Corrida suspendue en Gironde : nouvelle victoire pour « l’Alliance anticorrida »

La justice administrative a suspendu la tenue d’une corrida prévue à La Brède (Gironde). Deux associations ont saisi le tribunal en référé à Bordeaux. Cette décision intervient après un cas similaire à Pérols (Hérault). Dans les deux situations, la question porte sur l’existence d’une tradition locale ininterrompue, condition nécessaire pour déroger au code pénal qui sanctionne les actes de cruauté envers les animaux.
Corrida suspendue – La décision est tombée à quelques semaines de l’événement. La corrida devait se tenir le 20 juin. Mais la magistrate a estimé que des doutes sérieux existaient quant à la légalité de son organisation.

Elle a donc suspendu la décision de la commune dans l’attente d’un jugement sur le fond. Cette suspension s’inscrit dans un contexte juridique précis, lié à la définition même des traditions taurines locales.
Une tradition locale contestée
Le code pénal, à travers l’article 521-1, punit de trois ans de prison et 45.000 euros d’amende les « sévices graves » ou « actes de cruauté » envers les animaux. Les spectacles taurins échappent à cette interdiction uniquement s’ils s’inscrivent dans « une tradition locale ininterrompue ».
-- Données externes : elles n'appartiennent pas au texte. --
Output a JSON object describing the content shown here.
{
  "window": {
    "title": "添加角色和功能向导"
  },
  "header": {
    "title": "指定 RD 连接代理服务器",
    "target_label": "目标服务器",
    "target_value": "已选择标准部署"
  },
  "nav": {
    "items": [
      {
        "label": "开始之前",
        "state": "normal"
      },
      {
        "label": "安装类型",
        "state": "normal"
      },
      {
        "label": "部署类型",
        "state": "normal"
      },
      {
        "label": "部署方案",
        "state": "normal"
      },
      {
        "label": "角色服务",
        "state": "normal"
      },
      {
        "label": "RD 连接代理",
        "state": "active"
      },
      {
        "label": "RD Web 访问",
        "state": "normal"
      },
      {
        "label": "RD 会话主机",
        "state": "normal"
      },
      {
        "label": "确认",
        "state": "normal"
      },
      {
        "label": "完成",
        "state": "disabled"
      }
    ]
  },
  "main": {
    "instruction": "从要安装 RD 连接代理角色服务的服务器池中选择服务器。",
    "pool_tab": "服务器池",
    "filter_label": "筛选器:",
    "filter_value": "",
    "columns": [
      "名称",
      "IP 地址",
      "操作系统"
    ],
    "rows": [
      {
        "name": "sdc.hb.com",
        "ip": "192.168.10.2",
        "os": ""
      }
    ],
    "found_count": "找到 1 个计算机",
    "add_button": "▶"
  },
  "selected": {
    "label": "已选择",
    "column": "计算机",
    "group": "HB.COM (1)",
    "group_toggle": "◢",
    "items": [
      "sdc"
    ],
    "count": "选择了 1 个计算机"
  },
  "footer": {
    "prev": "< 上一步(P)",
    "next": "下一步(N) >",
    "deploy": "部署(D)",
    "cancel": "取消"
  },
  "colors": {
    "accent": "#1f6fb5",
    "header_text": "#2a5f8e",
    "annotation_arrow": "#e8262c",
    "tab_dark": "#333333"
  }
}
À La Brède, la corrida existe depuis 25 ans. Toutefois, elle n’a pas eu lieu en 2020 et 2021 en raison de la crise sanitaire liée au Covid. L’événement a également été annulé en 2025, cette fois pour des « contraintes budgétaires et de fréquentation ».
Pour la municipalité, ces interruptions ne remettent pas en cause la continuité de la tradition. Le maire, Michel Dufranc, a défendu cette position lors de l’audience du 12 mai.
Il a déclaré : « Je n’ai jamais dit que La Brède renonçait à sa culture tauromachique ». Il a également affirmé que cette tradition n’était pas tombée « en désuétude ».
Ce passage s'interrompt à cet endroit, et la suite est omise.